The only hope for the salvation of the complex scheme is Larry Mac Duff, currently the special teams coach of the NFL's New York Giants.

Mac Duff has been credited with helping create the innovative defense. He's likely the leading candidate to fill Akina's spot. He's said that he'll take the job if it's offered.

However, the time remaining before the players start practicing is worrisome. Spring practice starts March 24.

While most of the players on the defense have played under the system, Mac Duff will likely want to run the defense his own way.

Within a system like the double-eagle flex, teaching the players "his way" would take longer than the two-and-a-half weeks remaining before practices start. That said, the Wildcats shouldn't limit themselves to one scheme, especially when it's one of the most complicated sets in football.

If the Wildcats can't land Mac Duff, maybe it's time to change sets. Why keep tradition for tradition's sake when there could be a coordinator out there who knows how to run a better scheme?

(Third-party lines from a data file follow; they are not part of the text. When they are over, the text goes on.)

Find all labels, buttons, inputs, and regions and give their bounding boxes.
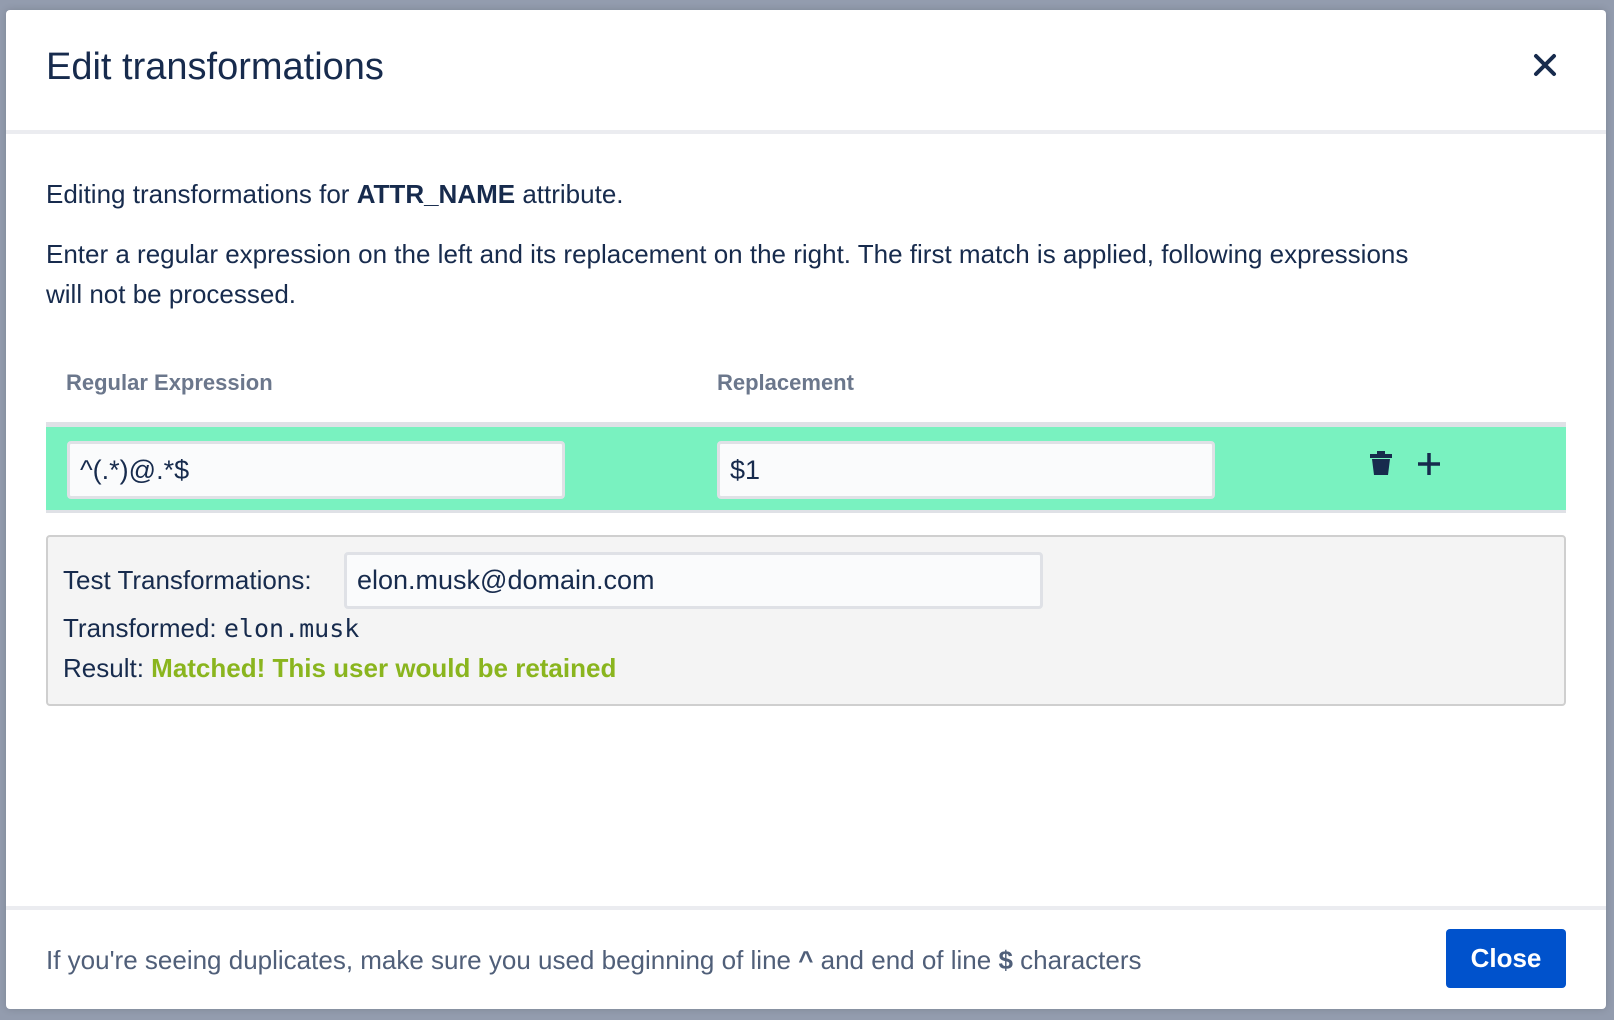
- result-value: Matched! This user would be retained: [151, 653, 617, 683]
- transformed-label: Transformed:: [63, 613, 224, 643]
- test-input[interactable]: [344, 552, 1043, 609]
- transformed-line: Transformed: elon.musk: [63, 613, 359, 644]
- transformation-row: [46, 422, 1566, 513]
- hint-part: and end of line: [813, 945, 999, 975]
- footer-hint: If you're seeing duplicates, make sure y…: [46, 945, 1142, 976]
- close-button[interactable]: Close: [1446, 929, 1566, 988]
- instructions-text: Enter a regular expression on the left a…: [46, 239, 1409, 309]
- result-label: Result:: [63, 653, 152, 683]
- replacement-input[interactable]: [717, 441, 1215, 499]
- test-label: Test Transformations:: [63, 565, 312, 595]
- regex-input[interactable]: [67, 441, 565, 499]
- footer-divider: [6, 906, 1606, 910]
- transformed-value: elon.musk: [223, 614, 360, 643]
- dialog-title: Edit transformations: [46, 46, 384, 88]
- plus-icon[interactable]: [1414, 449, 1444, 479]
- close-icon[interactable]: [1528, 48, 1562, 82]
- intro-suffix: attribute.: [515, 179, 624, 209]
- attribute-name: ATTR_NAME: [356, 179, 516, 209]
- hint-part: characters: [1012, 945, 1142, 975]
- intro-text: Editing transformations for ATTR_NAME at…: [46, 174, 1446, 214]
- dialog-header: Edit transformations: [6, 10, 1606, 134]
- intro-prefix: Editing transformations for: [46, 179, 357, 209]
- result-line: Result: Matched! This user would be reta…: [63, 653, 616, 684]
- test-transformations-panel: Test Transformations: Transformed: elon.…: [46, 535, 1566, 706]
- hint-caret: ^: [798, 945, 814, 975]
- column-header-replacement: Replacement: [717, 370, 854, 395]
- hint-part: If you're seeing duplicates, make sure y…: [46, 945, 799, 975]
- column-header-regex: Regular Expression: [66, 370, 273, 395]
- edit-transformations-dialog: Edit transformations Editing transformat…: [6, 10, 1606, 1009]
- trash-icon[interactable]: [1366, 449, 1396, 479]
- hint-dollar: $: [998, 945, 1013, 975]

If the new defensive coordinator were to instead move to a standard set, like the 3-4, 4-3 or the 5-2 - which would most resemble the old system - it would soften the learning curve for his players.

If the Wildcats do hire Mac Duff, I see no way in which the set could be reinstated quickly enough to make spring practice effective. Maybe he could switch his style, too.

Think about it - under a two-set system, players would learn to play defense his way instead of drawing comparison's with Akina's methods. Mac Duff would have the proverbial "clean slate" with this team.



Don't mess with tradition, success of double-eagle

Ryan Finley

By Ryan Finley

Arizona doesn't have much in terms of sports tradition.

The "Bear Down" tradition, wearing red to home games and hard-nosed defense are just about the only three legacies that UA football has right now. New head coach John Mackovic would be silly to throw away Arizona's only football legacy - the double-eagle flex defense.

Who else uses the defense, which relies on heavy shifting at the line of scrimmage? Nobody.

The defensive style is an intricate system. It is, by all accounts, incredibly complicated to learn and harder to execute successfully. When run properly, the double eagle-flex defense is as unstoppable as any in football. Remember the "Desert Swarm" teams with Tedy Bruschi, Brandon Sanders and Tony Bouie? They ran the double-eagle flex to perfection and - no matter what offensive coordinators threw at them - they seemed to steamroll the competition.

Even this year's team, which had the offensive production of an XFL squad, could compete in games because the defense kept opponents at bay. Despite the team's anemic scoring offense, the defense managed to go 5-6. Not too bad.

Mackovic is seen by many as an offensive genius. He has promised to bring a high-octane passing attack to a program that will have two talented quarterbacks, sophomore John Rattay and incoming freshman Nic Costa.

To ruin a defensive scheme that has been as much a part of Arizona football as its ghastly white helmets would be a slam to Arizona fans, alumni and players.

The UA players - for the most part - know how to run this intricate system. By shifting the defensive scheme, Mackovic would leave his players prone to being overpowered every week.

The double-eagle flex defense relies on quick defensive linemen and Arizona recruits mostly smaller, quicker defensive players. By switching to a system that would rely on head-to-head battles between undersized defenders and massive offensive lineman, Mackovic would leave his defense prone to being slammed by high-powered offenses at UCLA, USC, Oregon and Oregon State.

The only way for the Wildcats to stay competitive in the Pacific 10 Conference next year would be to stick with the current defense and hire Larry Mac Duff, one of few people familiar with operating the defense.

Coach Mackovic has changed a lot of things since he came to Tucson in early December. But he must remember this - it wasn't the Wildcat defense that did the team in. It was the lack of offense that cost Tomey his job and Arizona a bowl bid.

Coach Mackovic doesn't pretend to know too much about defense, the one lasting tradition in recent UA football history. If it isn't broken, why fix it?